[ESPECIAL NGF] Feminismo: Algumas Rasas Ponderações.

Sim, é hoje o nosso dia.

E, embora muitas mulheres tenham permanecido divididas, em razão da veiculação de ideias sobre o que é feminismo, e até a vivência errônea do que seria esse movimento, cabe dizer que, como mulher, me sinto obrigada a deixar uma observação bastante relevante. 
O Nerd Geek Feelings já chegou a ter problemas com a falta de interpretação (AKA ignorância) de algumas pessoas, em razão de algumas declarações. Por essa razão, fomos tidos como um time de homens e mulheres machistas.

Não funciona assim.
O Feminismo é um movimento político e sociológico que tem como objetivo colocar a mulher em pé de igualdade com o homem em termos de direitos trabalhistas, humanos, representatividade, além de garantir que todos sejam tratados igualmente, independentemente de seu sexo/gênero.

Sem os movimentos feministas, o que teríamos hoje, entre as mulheres, seria o senso comum e muito bem aceito de que a população feminina não deveria ter acesso à educação, servindo apenas para fins reprodutivos e, claro, como enfeite de seus maridos. Basicamente o conceito moderno de escravidão. Ou nem tão moderno…

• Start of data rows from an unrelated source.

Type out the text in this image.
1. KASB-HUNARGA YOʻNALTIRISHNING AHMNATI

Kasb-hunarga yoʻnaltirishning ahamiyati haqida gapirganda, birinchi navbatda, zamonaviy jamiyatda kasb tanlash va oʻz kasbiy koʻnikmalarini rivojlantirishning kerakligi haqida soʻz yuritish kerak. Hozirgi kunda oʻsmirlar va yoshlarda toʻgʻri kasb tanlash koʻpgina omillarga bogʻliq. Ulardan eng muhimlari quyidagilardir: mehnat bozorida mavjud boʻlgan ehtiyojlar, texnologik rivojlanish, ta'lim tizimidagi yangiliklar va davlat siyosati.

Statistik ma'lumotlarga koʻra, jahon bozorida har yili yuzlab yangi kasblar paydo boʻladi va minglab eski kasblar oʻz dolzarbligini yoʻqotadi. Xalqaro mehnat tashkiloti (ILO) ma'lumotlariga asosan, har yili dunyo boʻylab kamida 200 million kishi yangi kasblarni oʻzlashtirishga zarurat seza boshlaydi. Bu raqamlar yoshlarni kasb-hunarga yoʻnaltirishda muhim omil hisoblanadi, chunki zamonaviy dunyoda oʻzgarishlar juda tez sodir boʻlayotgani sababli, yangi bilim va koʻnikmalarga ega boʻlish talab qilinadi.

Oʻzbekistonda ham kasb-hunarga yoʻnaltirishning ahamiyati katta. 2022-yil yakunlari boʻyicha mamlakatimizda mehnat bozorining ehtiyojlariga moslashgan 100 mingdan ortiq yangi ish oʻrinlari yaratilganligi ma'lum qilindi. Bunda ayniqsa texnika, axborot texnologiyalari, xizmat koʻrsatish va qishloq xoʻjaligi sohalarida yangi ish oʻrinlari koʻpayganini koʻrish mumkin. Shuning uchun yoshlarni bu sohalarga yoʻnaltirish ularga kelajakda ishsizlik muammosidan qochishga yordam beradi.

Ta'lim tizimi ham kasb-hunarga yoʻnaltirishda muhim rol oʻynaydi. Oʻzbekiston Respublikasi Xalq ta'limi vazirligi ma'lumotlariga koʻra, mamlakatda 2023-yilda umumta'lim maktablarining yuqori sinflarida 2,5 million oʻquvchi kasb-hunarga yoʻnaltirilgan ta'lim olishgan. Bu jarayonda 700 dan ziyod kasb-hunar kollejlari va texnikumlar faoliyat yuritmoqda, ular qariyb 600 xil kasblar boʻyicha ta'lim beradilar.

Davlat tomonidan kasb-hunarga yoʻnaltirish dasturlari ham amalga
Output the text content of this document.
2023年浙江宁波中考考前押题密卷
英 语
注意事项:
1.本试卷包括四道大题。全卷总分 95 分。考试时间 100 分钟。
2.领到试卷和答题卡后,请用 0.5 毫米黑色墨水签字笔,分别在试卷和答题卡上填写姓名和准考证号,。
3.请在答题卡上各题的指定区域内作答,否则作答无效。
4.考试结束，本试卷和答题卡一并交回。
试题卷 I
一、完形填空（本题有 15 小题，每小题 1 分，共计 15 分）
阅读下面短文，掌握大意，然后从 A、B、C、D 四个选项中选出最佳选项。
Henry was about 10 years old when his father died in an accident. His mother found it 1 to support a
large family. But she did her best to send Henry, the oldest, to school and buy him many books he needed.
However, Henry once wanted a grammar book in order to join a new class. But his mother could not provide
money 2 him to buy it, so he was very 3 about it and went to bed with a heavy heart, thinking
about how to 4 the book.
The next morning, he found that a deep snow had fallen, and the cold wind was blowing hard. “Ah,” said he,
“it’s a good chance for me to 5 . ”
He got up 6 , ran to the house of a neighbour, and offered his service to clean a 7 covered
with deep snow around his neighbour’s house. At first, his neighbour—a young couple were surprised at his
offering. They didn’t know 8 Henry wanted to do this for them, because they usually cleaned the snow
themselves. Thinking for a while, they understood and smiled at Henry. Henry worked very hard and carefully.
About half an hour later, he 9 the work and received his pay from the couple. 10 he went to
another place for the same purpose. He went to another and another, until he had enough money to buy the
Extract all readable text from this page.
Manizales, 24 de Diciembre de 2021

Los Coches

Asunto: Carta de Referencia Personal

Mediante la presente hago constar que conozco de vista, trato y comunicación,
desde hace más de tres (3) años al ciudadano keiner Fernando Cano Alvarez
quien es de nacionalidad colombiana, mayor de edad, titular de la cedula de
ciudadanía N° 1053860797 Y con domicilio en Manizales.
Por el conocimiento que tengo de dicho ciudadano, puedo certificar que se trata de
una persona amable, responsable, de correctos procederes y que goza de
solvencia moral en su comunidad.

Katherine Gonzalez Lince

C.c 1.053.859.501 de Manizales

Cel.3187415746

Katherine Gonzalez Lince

Não é difícil imaginar isso.

Basta que você olhe a vida de sua avó ou bisavó. É possível que, por toda a vida, ela tenha cuidado da casa e dos filhos, sem direitos além destes, tendo que se sujeitar aos mandos e desmandos de seu marido.

O feminismo é necessário. É essencial.
Não deveríamos ter um dia das mulheres, mas muitos dias em que a figura feminina fosse exaltada por capacidade multitask, e pelos muitos sofrimentos e etceteras pelos quais passa todos os dias. Sobretudo em um país Latino-americano; acredite, as coisas são mais complicadas por aqui.

CONTUDO, há um problema que perturba e deturpa o ideal feminista (e que certamente vai tornar o site um enorme alvo de reclamações).

Existe uma grande diferença entre FEMINISMO e FEMISMO (que foi carinhosamente apelidado de feminazismo pelas redes sociais).

Feminismo, como supracitado, é a busca justa e NECESSÁRIA pelos direitos das mulheres diante da grande disparidade entre estes e os direitos conferidos à população masculina, oficialmente ou não.

Femismo é a vergonha feminina. É o equivalente ao machismo de saias, que busca supremacia feminina através de pactos de irmandade para fins de censura de opinião, boicote cultural, agressão a princípios básicos (como atentado ao pudor), violência verbal, etc. Só não englobo violência física por uma razão simples: Nós somos mais frágeis por natureza. Não é tão fácil que uma mulher bata num homem e saia inteira do embate. 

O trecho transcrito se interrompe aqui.